Abstract

Introduction: Fecal Immunochemical Testing (FIT) is a current method approved for colorectal cancers (CRC) screening, according to U.S. Preventive Services Task Force (USPSTF). We wanted to assess the use of FIT for CRC screening to compare with previously published data in non-VA patients. Methods: Patients who were deemed average risk for CRC without any cancer history who presented to our VA's Colonoscopy Prep Clinic prior to CRC screening with colonoscopy were included in our study. 102 of them submitted a FIT prior to undergoing screening colonoscopy. FIT was deemed positive based on quantitative lab standards.
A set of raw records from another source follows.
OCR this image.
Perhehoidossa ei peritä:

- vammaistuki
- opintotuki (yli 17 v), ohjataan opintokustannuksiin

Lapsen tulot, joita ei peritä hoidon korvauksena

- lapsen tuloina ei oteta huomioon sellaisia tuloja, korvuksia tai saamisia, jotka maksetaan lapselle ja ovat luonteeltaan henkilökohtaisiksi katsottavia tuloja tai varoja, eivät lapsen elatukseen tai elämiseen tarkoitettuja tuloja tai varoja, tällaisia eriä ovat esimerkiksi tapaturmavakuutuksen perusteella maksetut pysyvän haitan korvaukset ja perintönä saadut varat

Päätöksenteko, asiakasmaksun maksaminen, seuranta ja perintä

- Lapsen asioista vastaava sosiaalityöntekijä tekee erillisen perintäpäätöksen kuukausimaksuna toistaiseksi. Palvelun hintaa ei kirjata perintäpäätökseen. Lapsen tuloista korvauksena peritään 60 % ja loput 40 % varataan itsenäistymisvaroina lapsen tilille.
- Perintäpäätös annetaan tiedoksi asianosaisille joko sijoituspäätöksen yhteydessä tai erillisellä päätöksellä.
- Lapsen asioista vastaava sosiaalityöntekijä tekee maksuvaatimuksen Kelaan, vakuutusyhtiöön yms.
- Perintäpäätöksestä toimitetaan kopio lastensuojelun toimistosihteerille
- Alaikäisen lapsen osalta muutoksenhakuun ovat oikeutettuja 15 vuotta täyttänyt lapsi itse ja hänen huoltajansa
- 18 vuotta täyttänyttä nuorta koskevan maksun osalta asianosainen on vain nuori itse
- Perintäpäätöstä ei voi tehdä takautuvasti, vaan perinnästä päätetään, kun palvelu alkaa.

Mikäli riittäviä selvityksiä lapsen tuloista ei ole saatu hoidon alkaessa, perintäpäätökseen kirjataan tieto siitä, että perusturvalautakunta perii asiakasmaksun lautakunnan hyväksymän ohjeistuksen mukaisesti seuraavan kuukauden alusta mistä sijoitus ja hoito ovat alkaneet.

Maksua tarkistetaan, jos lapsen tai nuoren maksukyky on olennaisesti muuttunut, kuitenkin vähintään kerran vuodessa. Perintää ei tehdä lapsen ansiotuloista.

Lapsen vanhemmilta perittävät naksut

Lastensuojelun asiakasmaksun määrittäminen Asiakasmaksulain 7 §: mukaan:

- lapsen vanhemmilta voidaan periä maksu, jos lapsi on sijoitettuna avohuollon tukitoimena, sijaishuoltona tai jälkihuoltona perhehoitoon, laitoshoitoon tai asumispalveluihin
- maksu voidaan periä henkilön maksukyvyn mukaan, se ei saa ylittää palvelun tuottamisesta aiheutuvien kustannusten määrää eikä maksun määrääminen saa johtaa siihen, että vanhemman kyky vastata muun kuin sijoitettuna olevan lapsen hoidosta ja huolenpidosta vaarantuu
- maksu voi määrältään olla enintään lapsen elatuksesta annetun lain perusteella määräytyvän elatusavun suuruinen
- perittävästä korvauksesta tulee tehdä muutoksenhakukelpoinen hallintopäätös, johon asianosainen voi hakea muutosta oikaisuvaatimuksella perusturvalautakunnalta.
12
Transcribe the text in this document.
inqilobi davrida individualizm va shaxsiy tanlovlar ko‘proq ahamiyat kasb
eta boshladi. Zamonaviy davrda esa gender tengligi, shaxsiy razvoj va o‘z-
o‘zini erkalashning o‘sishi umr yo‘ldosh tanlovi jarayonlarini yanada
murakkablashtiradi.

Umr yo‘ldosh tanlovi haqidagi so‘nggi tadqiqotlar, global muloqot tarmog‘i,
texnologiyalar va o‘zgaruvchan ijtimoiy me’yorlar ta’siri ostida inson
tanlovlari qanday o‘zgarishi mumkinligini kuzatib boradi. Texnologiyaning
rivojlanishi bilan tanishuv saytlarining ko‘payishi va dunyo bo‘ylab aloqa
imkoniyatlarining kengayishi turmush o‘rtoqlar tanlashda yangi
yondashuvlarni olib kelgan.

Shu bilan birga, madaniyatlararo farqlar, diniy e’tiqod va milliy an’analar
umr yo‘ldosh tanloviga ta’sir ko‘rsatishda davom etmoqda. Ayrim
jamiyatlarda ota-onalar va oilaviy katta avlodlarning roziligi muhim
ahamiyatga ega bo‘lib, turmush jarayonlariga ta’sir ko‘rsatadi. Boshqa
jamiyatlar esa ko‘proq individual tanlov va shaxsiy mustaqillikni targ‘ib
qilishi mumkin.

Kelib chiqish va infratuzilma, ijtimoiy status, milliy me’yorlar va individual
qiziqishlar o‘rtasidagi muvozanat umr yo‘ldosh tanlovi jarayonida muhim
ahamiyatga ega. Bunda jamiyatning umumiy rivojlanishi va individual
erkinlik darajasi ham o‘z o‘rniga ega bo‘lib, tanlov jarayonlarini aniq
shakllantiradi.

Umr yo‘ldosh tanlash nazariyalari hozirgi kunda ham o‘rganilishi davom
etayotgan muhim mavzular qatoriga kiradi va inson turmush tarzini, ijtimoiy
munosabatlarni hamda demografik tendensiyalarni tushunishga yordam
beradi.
Patients were deemed “true positives” if they had a positive FIT as well as positive findings on colonoscopy and/or histopathology (polyp noted ≥1cm and/or histopathology with villous, high grade dysplastic, and/or malignant features). Results: 19 of the 102 patients (18.6%) had positive FIT and positive colonoscopic and/or histopathologic findings (true positives). Sensitivity, specificity, positive predictive value, negative predictive value, positive likelihood ratio, and negative likelihood ratio were 84.2%, 44.6%, 25.7%, 92.5%, 1.52, and 0.35, respectively. Comparing patients with positive colonoscopy/histopathology to those with negative results there was a statistically significant association with PPI use (χ2 = 7.2, p = 7.4x10-3) and polysubstance use (χ2 = 15.4, p = 8.7x10-5) with negative colonoscopy/histopathology. A larger number of polyps per colonoscopy was associated positive result with mean of 4.1 ± 2.7 polyps (95% CI 2.82-5.29) compared to mean of 0.9 ± 1.1 polyps (95% 0.66-1.14) in negative colonoscopy/histopathology patients (t value of 4.92, p < 0.0001, 95% CI 1.81-4.50). Conclusion: Our observed sensitivity of 84.2% is similar to other published FIT sensitivities of 69-86%. However, our observed disease prevalence of positive colonoscopy (18.6%) was higher than disease prevalence in the non-VA population. Specificity was also significantly lower than suggested by previously published data, likely owing to the high number of false positive FIT results in our study population as well as the lack of power of our preliminary data. Further analysis with a higher powered study will be needed to assess the disease prevalence in the VA population as well as to assess quantitative thresholds of FIT in order to maximize positive likelihood ratios in our already complex VA patients.